Failure to Provide Necessary Vision Services Due to Lack of Coordination
Penalty
Summary
A deficiency occurred when the facility failed to ensure that a resident received necessary vision services. The resident, who had a history of hyperglycemia and repeated falls, was admitted with diagnoses that included cataracts and macular degeneration in both eyes. Despite multiple documented requests by the resident and nurse practitioner for a referral and follow-up for cataract surgery, the resident did not receive the required surgical intervention. An appointment for an eye procedure was canceled due to insurance issues, and there was no evidence that the facility took further steps to resolve the insurance problem or reschedule the appointment. The resident continued to express concerns about his/her vision and the lack of assistance in obtaining surgery for an extended period. Interviews with facility staff revealed confusion and lack of clarity regarding responsibility for coordinating vision care services.

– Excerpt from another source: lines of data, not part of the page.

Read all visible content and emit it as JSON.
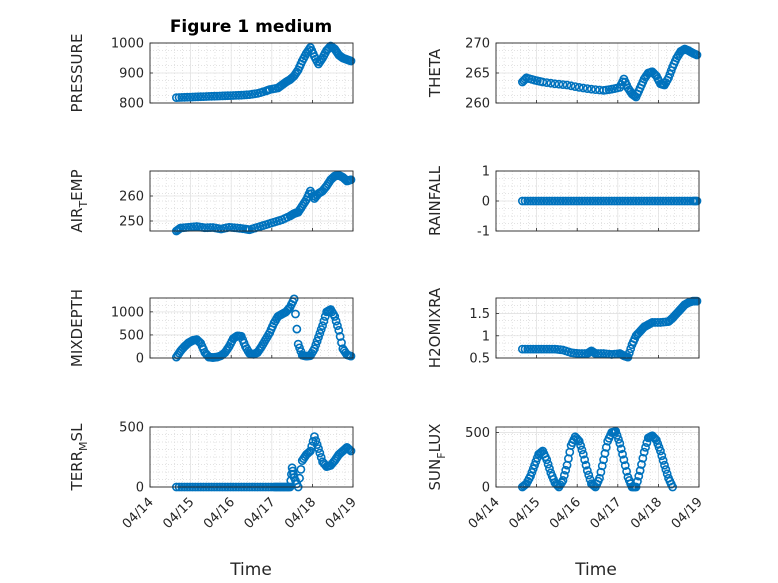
{
  "figure_title": "Figure 1 medium",
  "x_axis_label": "Time",
  "colors": {
    "marker": "#0072bd",
    "axes": "#262626",
    "grid": "#d9d9d9"
  },
  "chart_data": [
    {
      "type": "scatter",
      "ylabel": "PRESSURE",
      "ylim": [
        800,
        1000
      ],
      "yticks": [
        "800",
        "900",
        "1000"
      ],
      "xticks": [],
      "grid": true,
      "points": [
        [
          0.0,
          818
        ],
        [
          0.2,
          819
        ],
        [
          0.4,
          820
        ],
        [
          0.6,
          821
        ],
        [
          0.8,
          822
        ],
        [
          1.0,
          823
        ],
        [
          1.2,
          824
        ],
        [
          1.4,
          825
        ],
        [
          1.6,
          826
        ],
        [
          1.8,
          828
        ],
        [
          2.0,
          832
        ],
        [
          2.2,
          840
        ],
        [
          2.3,
          845
        ],
        [
          2.5,
          850
        ],
        [
          2.6,
          860
        ],
        [
          2.7,
          870
        ],
        [
          2.8,
          878
        ],
        [
          2.9,
          890
        ],
        [
          3.0,
          910
        ],
        [
          3.1,
          940
        ],
        [
          3.2,
          965
        ],
        [
          3.3,
          985
        ],
        [
          3.4,
          955
        ],
        [
          3.5,
          930
        ],
        [
          3.6,
          950
        ],
        [
          3.7,
          975
        ],
        [
          3.8,
          990
        ],
        [
          3.9,
          980
        ],
        [
          4.0,
          960
        ],
        [
          4.1,
          950
        ],
        [
          4.2,
          945
        ],
        [
          4.3,
          940
        ]
      ]
    },
    {
      "type": "scatter",
      "ylabel": "THETA",
      "ylim": [
        260,
        270
      ],
      "yticks": [
        "260",
        "265",
        "270"
      ],
      "xticks": [],
      "grid": true,
      "points": [
        [
          0.0,
          263.5
        ],
        [
          0.1,
          264.2
        ],
        [
          0.3,
          263.8
        ],
        [
          0.5,
          263.5
        ],
        [
          0.8,
          263.2
        ],
        [
          1.1,
          263.0
        ],
        [
          1.4,
          262.6
        ],
        [
          1.7,
          262.3
        ],
        [
          2.0,
          262.1
        ],
        [
          2.2,
          262.3
        ],
        [
          2.4,
          262.6
        ],
        [
          2.5,
          264.0
        ],
        [
          2.6,
          262.5
        ],
        [
          2.7,
          261.5
        ],
        [
          2.8,
          261.0
        ],
        [
          2.9,
          262.5
        ],
        [
          3.0,
          264.0
        ],
        [
          3.1,
          265.0
        ],
        [
          3.2,
          265.2
        ],
        [
          3.3,
          264.5
        ],
        [
          3.4,
          263.2
        ],
        [
          3.5,
          263.0
        ],
        [
          3.6,
          264.2
        ],
        [
          3.7,
          266.0
        ],
        [
          3.8,
          267.5
        ],
        [
          3.9,
          268.6
        ],
        [
          4.0,
          269.0
        ],
        [
          4.1,
          268.7
        ],
        [
          4.2,
          268.3
        ],
        [
          4.3,
          268.0
        ]
      ]
    },
    {
      "type": "scatter",
      "ylabel": "AIR_TEMP",
      "ylim": [
        246,
        270
      ],
      "yticks": [
        "250",
        "260"
      ],
      "xticks": [],
      "grid": true,
      "points": [
        [
          0.0,
          246.0
        ],
        [
          0.1,
          247.2
        ],
        [
          0.3,
          247.5
        ],
        [
          0.5,
          247.8
        ],
        [
          0.7,
          247.3
        ],
        [
          0.9,
          247.4
        ],
        [
          1.1,
          246.8
        ],
        [
          1.3,
          247.5
        ],
        [
          1.5,
          247.2
        ],
        [
          1.7,
          246.8
        ],
        [
          1.8,
          246.5
        ],
        [
          2.0,
          247.5
        ],
        [
          2.2,
          248.5
        ],
        [
          2.4,
          249.5
        ],
        [
          2.6,
          250.5
        ],
        [
          2.8,
          252.0
        ],
        [
          2.9,
          253.0
        ],
        [
          3.0,
          253.5
        ],
        [
          3.1,
          256.0
        ],
        [
          3.2,
          258.5
        ],
        [
          3.3,
          262.0
        ],
        [
          3.4,
          259.0
        ],
        [
          3.5,
          261.0
        ],
        [
          3.6,
          262.0
        ],
        [
          3.7,
          264.0
        ],
        [
          3.8,
          266.5
        ],
        [
          3.9,
          268.0
        ],
        [
          4.0,
          268.3
        ],
        [
          4.1,
          267.5
        ],
        [
          4.2,
          266.0
        ],
        [
          4.3,
          266.5
        ]
      ]
    },
    {
      "type": "scatter",
      "ylabel": "RAINFALL",
      "ylim": [
        -1,
        1
      ],
      "yticks": [
        "-1",
        "0",
        "1"
      ],
      "xticks": [],
      "grid": true,
      "points": [
        [
          0.0,
          0
        ],
        [
          0.2,
          0
        ],
        [
          0.4,
          0
        ],
        [
          0.6,
          0
        ],
        [
          0.8,
          0
        ],
        [
          1.0,
          0
        ],
        [
          1.2,
          0
        ],
        [
          1.4,
          0
        ],
        [
          1.6,
          0
        ],
        [
          1.8,
          0
        ],
        [
          2.0,
          0
        ],
        [
          2.2,
          0
        ],
        [
          2.4,
          0
        ],
        [
          2.6,
          0
        ],
        [
          2.8,
          0
        ],
        [
          3.0,
          0
        ],
        [
          3.2,
          0
        ],
        [
          3.4,
          0
        ],
        [
          3.6,
          0
        ],
        [
          3.8,
          0
        ],
        [
          4.0,
          0
        ],
        [
          4.2,
          0
        ],
        [
          4.3,
          0
        ]
      ]
    },
    {
      "type": "scatter",
      "ylabel": "MIXDEPTH",
      "ylim": [
        0,
        1300
      ],
      "yticks": [
        "0",
        "500",
        "1000"
      ],
      "xticks": [],
      "grid": true,
      "points": [
        [
          0.0,
          20
        ],
        [
          0.1,
          150
        ],
        [
          0.2,
          250
        ],
        [
          0.3,
          330
        ],
        [
          0.4,
          380
        ],
        [
          0.5,
          400
        ],
        [
          0.6,
          320
        ],
        [
          0.7,
          120
        ],
        [
          0.8,
          20
        ],
        [
          0.9,
          10
        ],
        [
          1.0,
          20
        ],
        [
          1.1,
          50
        ],
        [
          1.2,
          120
        ],
        [
          1.3,
          250
        ],
        [
          1.4,
          420
        ],
        [
          1.5,
          480
        ],
        [
          1.6,
          470
        ],
        [
          1.7,
          250
        ],
        [
          1.8,
          100
        ],
        [
          1.9,
          80
        ],
        [
          2.0,
          120
        ],
        [
          2.1,
          250
        ],
        [
          2.2,
          400
        ],
        [
          2.3,
          550
        ],
        [
          2.4,
          750
        ],
        [
          2.5,
          900
        ],
        [
          2.6,
          950
        ],
        [
          2.7,
          1000
        ],
        [
          2.8,
          1100
        ],
        [
          2.9,
          1280
        ],
        [
          3.0,
          300
        ],
        [
          3.1,
          60
        ],
        [
          3.2,
          40
        ],
        [
          3.3,
          50
        ],
        [
          3.4,
          200
        ],
        [
          3.5,
          450
        ],
        [
          3.6,
          700
        ],
        [
          3.7,
          1000
        ],
        [
          3.8,
          1050
        ],
        [
          3.9,
          900
        ],
        [
          4.0,
          600
        ],
        [
          4.1,
          200
        ],
        [
          4.2,
          70
        ],
        [
          4.3,
          40
        ]
      ]
    },
    {
      "type": "scatter",
      "ylabel": "H2OMIXRA",
      "ylim": [
        0.5,
        1.85
      ],
      "yticks": [
        "0.5",
        "1",
        "1.5"
      ],
      "xticks": [],
      "grid": true,
      "points": [
        [
          0.0,
          0.7
        ],
        [
          0.2,
          0.7
        ],
        [
          0.4,
          0.7
        ],
        [
          0.6,
          0.7
        ],
        [
          0.8,
          0.7
        ],
        [
          1.0,
          0.68
        ],
        [
          1.2,
          0.62
        ],
        [
          1.4,
          0.6
        ],
        [
          1.6,
          0.6
        ],
        [
          1.7,
          0.66
        ],
        [
          1.8,
          0.6
        ],
        [
          2.0,
          0.6
        ],
        [
          2.2,
          0.58
        ],
        [
          2.4,
          0.6
        ],
        [
          2.5,
          0.55
        ],
        [
          2.6,
          0.52
        ],
        [
          2.7,
          0.8
        ],
        [
          2.8,
          1.0
        ],
        [
          2.9,
          1.1
        ],
        [
          3.0,
          1.2
        ],
        [
          3.1,
          1.25
        ],
        [
          3.2,
          1.3
        ],
        [
          3.4,
          1.3
        ],
        [
          3.6,
          1.32
        ],
        [
          3.7,
          1.4
        ],
        [
          3.8,
          1.5
        ],
        [
          3.9,
          1.6
        ],
        [
          4.0,
          1.7
        ],
        [
          4.1,
          1.75
        ],
        [
          4.2,
          1.78
        ],
        [
          4.3,
          1.78
        ]
      ]
    },
    {
      "type": "scatter",
      "ylabel": "TERR_MSL",
      "ylim": [
        0,
        500
      ],
      "yticks": [
        "0",
        "500"
      ],
      "xticks": [
        "04/14",
        "04/15",
        "04/16",
        "04/17",
        "04/18",
        "04/19"
      ],
      "grid": true,
      "points": [
        [
          0.0,
          0
        ],
        [
          0.2,
          0
        ],
        [
          0.4,
          0
        ],
        [
          0.6,
          0
        ],
        [
          0.8,
          0
        ],
        [
          1.0,
          0
        ],
        [
          1.2,
          0
        ],
        [
          1.4,
          0
        ],
        [
          1.6,
          0
        ],
        [
          1.8,
          0
        ],
        [
          2.0,
          0
        ],
        [
          2.2,
          0
        ],
        [
          2.4,
          0
        ],
        [
          2.5,
          0
        ],
        [
          2.6,
          0
        ],
        [
          2.7,
          0
        ],
        [
          2.8,
          0
        ],
        [
          2.85,
          160
        ],
        [
          2.9,
          80
        ],
        [
          3.0,
          0
        ],
        [
          3.1,
          220
        ],
        [
          3.2,
          270
        ],
        [
          3.3,
          300
        ],
        [
          3.4,
          420
        ],
        [
          3.5,
          320
        ],
        [
          3.6,
          210
        ],
        [
          3.7,
          170
        ],
        [
          3.8,
          180
        ],
        [
          3.9,
          220
        ],
        [
          4.0,
          270
        ],
        [
          4.1,
          300
        ],
        [
          4.2,
          330
        ],
        [
          4.3,
          300
        ]
      ]
    },
    {
      "type": "scatter",
      "ylabel": "SUN_FLUX",
      "ylim": [
        0,
        550
      ],
      "yticks": [
        "0",
        "500"
      ],
      "xticks": [
        "04/14",
        "04/15",
        "04/16",
        "04/17",
        "04/18",
        "04/19"
      ],
      "grid": true,
      "points": [
        [
          0.0,
          0
        ],
        [
          0.1,
          30
        ],
        [
          0.2,
          100
        ],
        [
          0.3,
          200
        ],
        [
          0.4,
          300
        ],
        [
          0.5,
          330
        ],
        [
          0.6,
          250
        ],
        [
          0.7,
          130
        ],
        [
          0.8,
          40
        ],
        [
          0.9,
          0
        ],
        [
          1.0,
          60
        ],
        [
          1.1,
          200
        ],
        [
          1.2,
          380
        ],
        [
          1.3,
          460
        ],
        [
          1.4,
          420
        ],
        [
          1.5,
          300
        ],
        [
          1.6,
          150
        ],
        [
          1.7,
          30
        ],
        [
          1.8,
          0
        ],
        [
          1.9,
          80
        ],
        [
          2.0,
          250
        ],
        [
          2.1,
          420
        ],
        [
          2.2,
          500
        ],
        [
          2.3,
          510
        ],
        [
          2.4,
          400
        ],
        [
          2.5,
          250
        ],
        [
          2.6,
          90
        ],
        [
          2.7,
          0
        ],
        [
          2.8,
          0
        ],
        [
          2.9,
          150
        ],
        [
          3.0,
          320
        ],
        [
          3.1,
          450
        ],
        [
          3.2,
          470
        ],
        [
          3.3,
          430
        ],
        [
          3.4,
          330
        ],
        [
          3.5,
          200
        ],
        [
          3.6,
          80
        ],
        [
          3.7,
          0
        ]
      ]
    }
  ]
}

The resident's nurse was unaware of any vision issues or the process for arranging eye doctor appointments. The social worker stated she was not involved in scheduling such services, while the medical records coordinator indicated her role was limited to enrolling residents and forwarding provider notes to the DON. The DON acknowledged being unaware of the insurance issue and stated that, had he known, he would have intervened. This lack of coordination and follow-through resulted in the resident not receiving timely and necessary vision care.